In December, the University of Texas at Austin’s computer science department announced that it would stop using a machine-learning system to evaluate applicants for its Ph.D. program due to concerns that encoded bias may exacerbate existing inequities in the program and in the field in general. This move toward more inclusive admissions practices is a rare (and welcome) exception to a worrying trend in education: Colleges, standardized test providers, consulting companies, and other educational service providers are increasingly adopting predatory, discriminatory, and outright exclusionary student data practices.
Student data has long been used as a college recruiting and admissions tool. In 1972, College Board, the company that owns the PSAT, the SAT, and the AP Exams, created its Student Search Service and began licensing student names and data profiles to colleges (hence the college catalogs that fill the mail boxes of high school students who have taken the exams). Today, College Board licenses millions of student data profiles every year for 47 cents per examinee. The data is collected through a Student Data Questionnaire that is administered when a student registers to take one of the College Board exams. ACT Inc., College Board’s main competitor, also collects and sells millions of student data profiles through its Educational Opportunity Service, or EOS, Program. Students respond to an Interest Inventory and a 59-question Student Profile Questionnaire prior to taking the ACT exam, and their responses are used to form the profiles that are sold to colleges. Until 2018, student disability status was included in the data profiles for those students who chose to complete the questions in the ACT’s optional student survey.
These student profiles, which include information such as ethnicity, GPA, and intended college major, can be used alone or by third-party consultants along with other student data to potentially create hidden barriers for underprivileged students. For example, data tools used by private consulting companies allow colleges to build detailed profiles on prospective students that include test scores, student profiles purchased from College Board or ACT, online browsing histories, household income, ethnic and racial information, and other data that allows colleges to determine what they believe a prospective student may financially contribute to the college over time.
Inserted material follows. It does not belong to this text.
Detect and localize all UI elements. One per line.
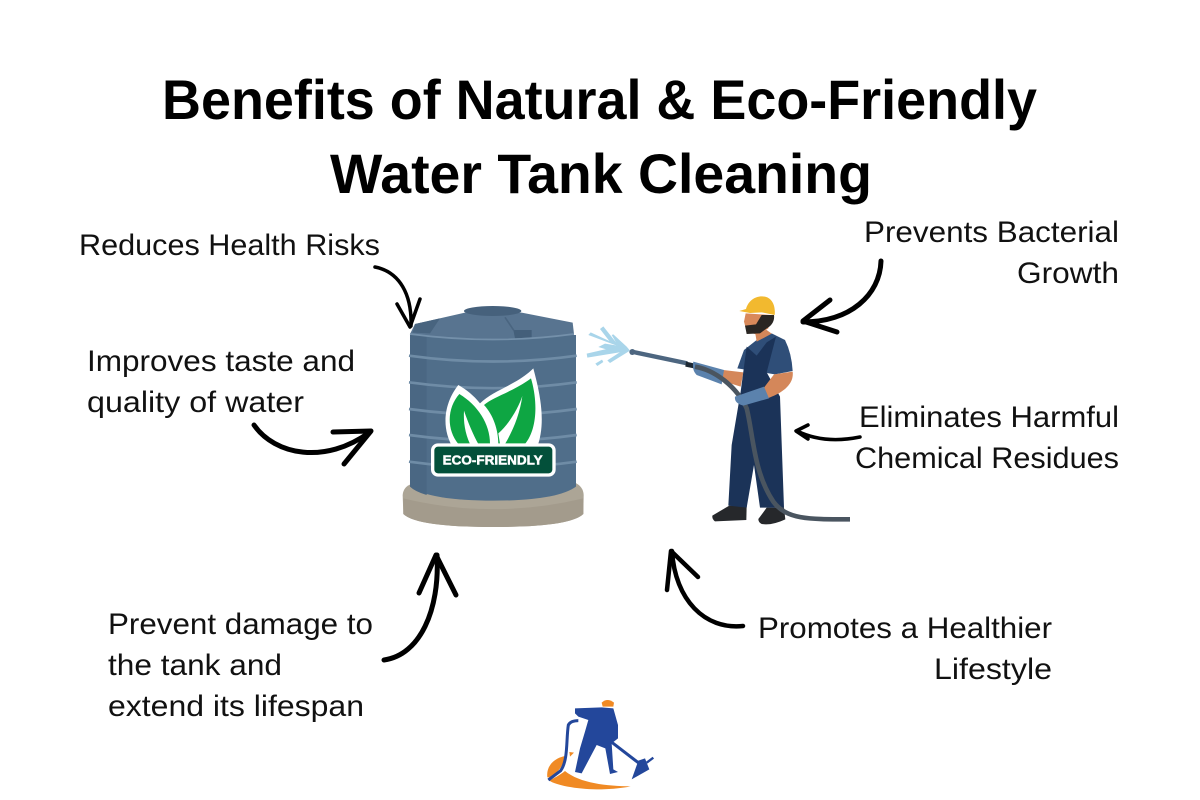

As many colleges have seen their target populations and sources of income shrink, they are increasingly using these detailed student profiles in their admissions decisions.
While many of these practices started before 2020, the COVID-19 pandemic has driven many educational institutions to turn to more data-driven or algorithmic solutions—and the resulting unintended consequences may be more likely to harm students than help them. Because students could not complete their May 2020 exams due to COVID-19, the International Baccalaureate Organization decided to use a predictive algorithm to determine students’ final grades and award diplomas, which are consequential in scholarship and college admissions decisions. The algorithm’s predictions substantially deviated from student’s predicted grades, leading to global protests and an online petition asking for the IBO to take a different and fairer approach to grading. The College Board and ACT were forced to cancel or postpone their respective standardized tests, which pushed some colleges to adopt test-optional admissions policies, a change that advocates have urged for decades. For some colleges, this shift meant that other admission materials like application essays and recommendation letters would hold more weight—a good thing for students who may not have been able to afford pricey test prep.
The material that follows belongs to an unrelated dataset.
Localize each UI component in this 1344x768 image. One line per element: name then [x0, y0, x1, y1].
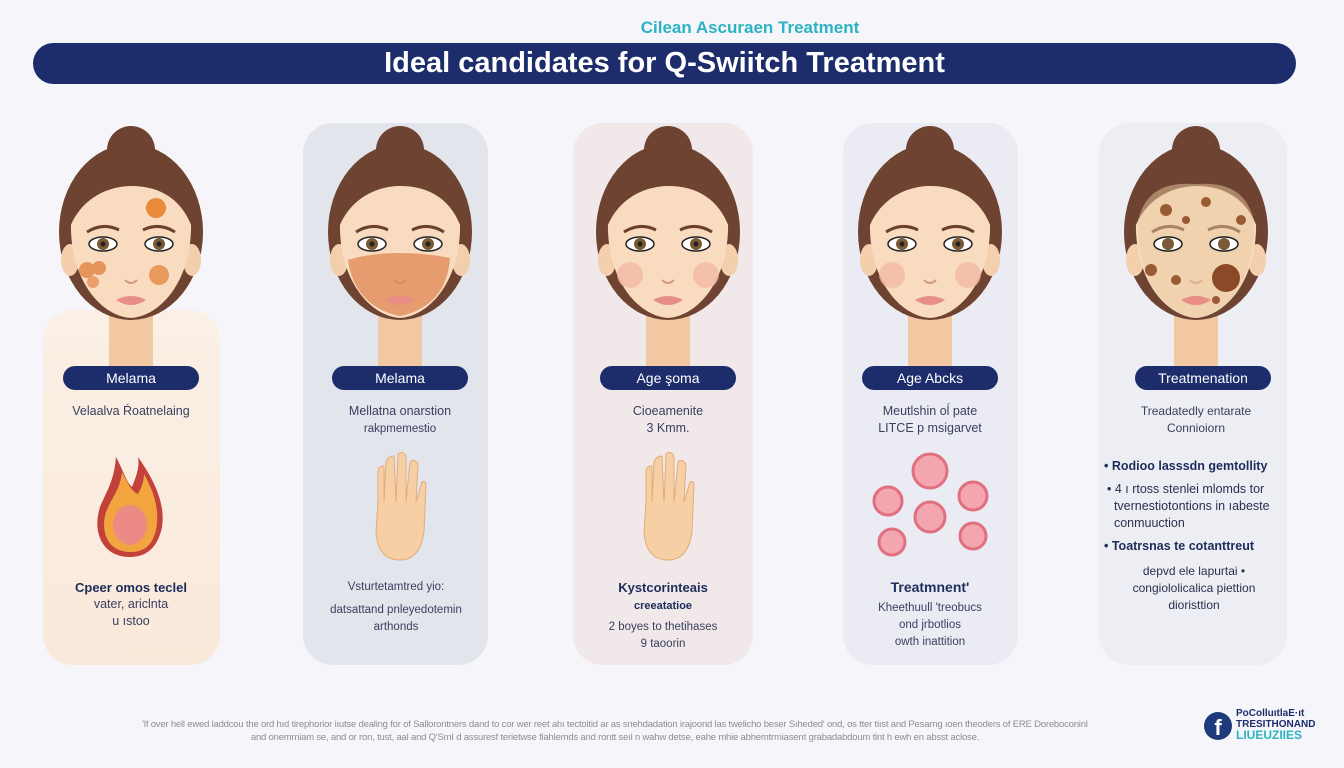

Other colleges used this as an opportunity to identify new data-driven alternatives like tracking prospective student engagement through social media or using econometric modeling to predict the financial needs of applicants to determine the type of incoming class they can afford to admit. As long as students know how their data can affect their chances of admission and the financial aid packages they are likely to receive, these data-driven methods can be beneficial to students. However, if the policies lack transparency or if data is used in an aggregate way (that is, to shape an incoming class or to meet overall enrollment goals rather than a tool to evaluate individual candidates), these data-driven alternatives will leave students with little control over the process.
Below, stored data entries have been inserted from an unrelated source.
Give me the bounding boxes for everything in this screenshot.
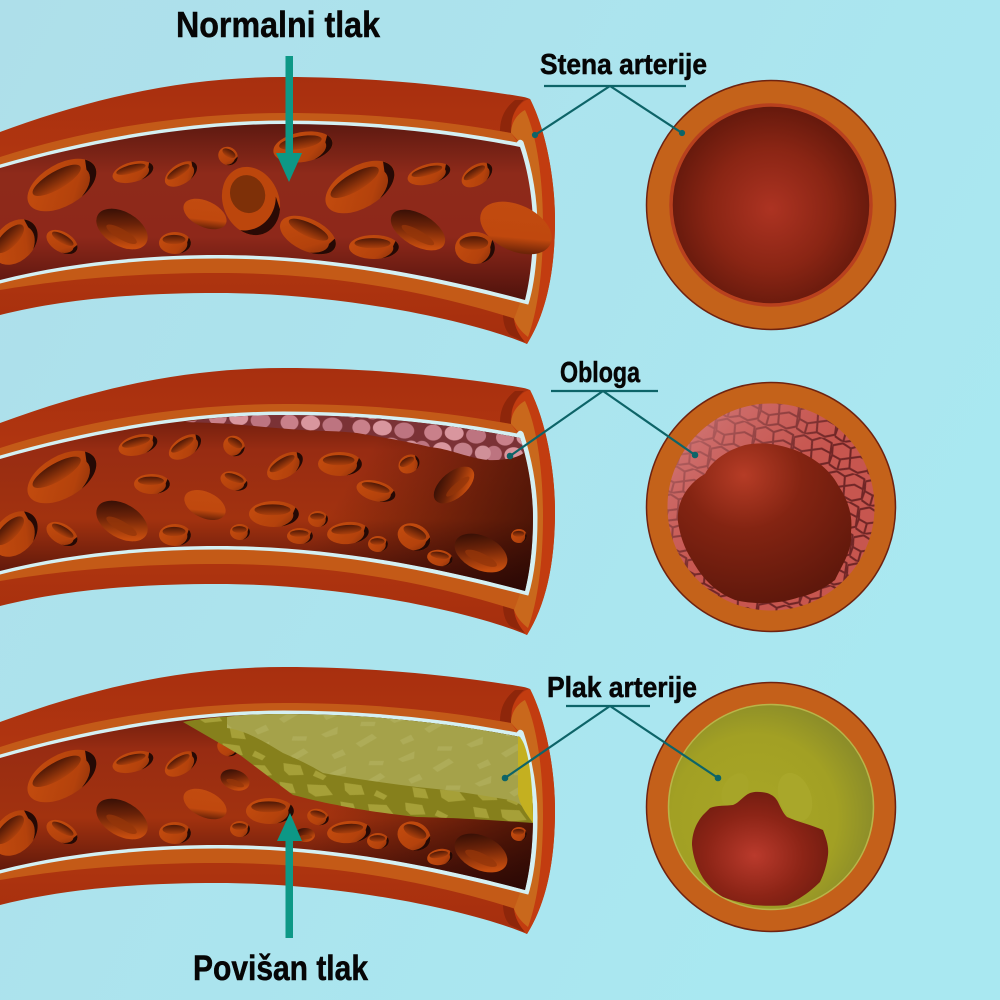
red blood cells bbox=[0, 742, 527, 872]
arrow: normal pressure down bbox=[276, 56, 302, 182]
panel: normal artery lengthwise bbox=[0, 77, 560, 344]
plaque upper layer bbox=[227, 714, 522, 806]
cross-section: artery with plaque bbox=[646, 682, 896, 932]
artery wall bbox=[0, 667, 555, 934]
plaque lower layer bbox=[183, 714, 533, 823]
label: plaque: Plak arterije bbox=[547, 672, 697, 704]
narrowed lumen bbox=[678, 443, 851, 603]
label: lining: Obloga bbox=[560, 357, 641, 389]
callout lines: artery wall bbox=[533, 86, 686, 137]
cross-section: normal artery bbox=[646, 80, 896, 330]
plaque ring bbox=[668, 704, 874, 910]
narrowed lumen bbox=[692, 792, 828, 906]
outer ring bbox=[646, 382, 896, 632]
fatty lining bbox=[185, 415, 525, 460]
panel: artery with lining lengthwise bbox=[0, 368, 555, 635]
plaque end face bbox=[518, 736, 533, 823]
panel: artery with plaque lengthwise bbox=[0, 667, 555, 934]
artery wall bbox=[0, 368, 555, 635]
red blood cells bbox=[0, 127, 497, 274]
title: high pressure: Povišan tlak bbox=[193, 949, 368, 988]
arrow: high pressure up bbox=[277, 813, 302, 938]
callout lines: lining bbox=[508, 391, 697, 458]
lining cells bbox=[668, 404, 874, 610]
callout lines: plaque bbox=[503, 706, 720, 780]
open lumen bbox=[671, 105, 871, 305]
lumen with blood bbox=[0, 714, 533, 890]
outer ring bbox=[646, 682, 896, 932]
title: normal pressure: Normalni tlak bbox=[176, 4, 381, 45]
lumen with blood bbox=[0, 124, 533, 300]
outer ring bbox=[646, 80, 896, 330]
lumen with blood bbox=[0, 415, 533, 591]
label: artery wall: Stena arterije bbox=[540, 49, 707, 81]
red blood cells bbox=[0, 429, 527, 580]
artery wall bbox=[0, 77, 555, 344]
cross-section: artery with lining bbox=[646, 382, 896, 632]
escaping blood cell bbox=[472, 191, 560, 265]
In addition, these alternatives may be more likely to exclude underrepresented students and students with greater needs, thus creating new and less obvious barriers to higher education. For example, the methods used to track student engagement are likely to favor students with the resources to visit the colleges they are applying to and the access to private college counselors who advise them to engage with colleges’ social media accounts and by email. We’ve seen it happen in other sectors. Emerging research on the use of predictive analytics and other data-driven technologies in sensitive social sectors like policing, hiring, credit, and child welfare have demonstrated that these technologies’ marketing claims of efficiency and cost savings have significant societal costs. They have perpetuated racially discriminatory practices and policies, they exclude and reinforce stereotypes about underrepresented groups, and they do not produce the results they are often adopted to achieve.
Algorithms include the conscious and unconscious bias of their human creators, and they often reflect societal biases and inequities. So the potential benefits they produce in research labs are typically not borne out in reality. Algorithms cannot correct the racial, gender, and disability discrimination of the past and should not be used to reverse the progress we are making toward equality and accessibility in higher education.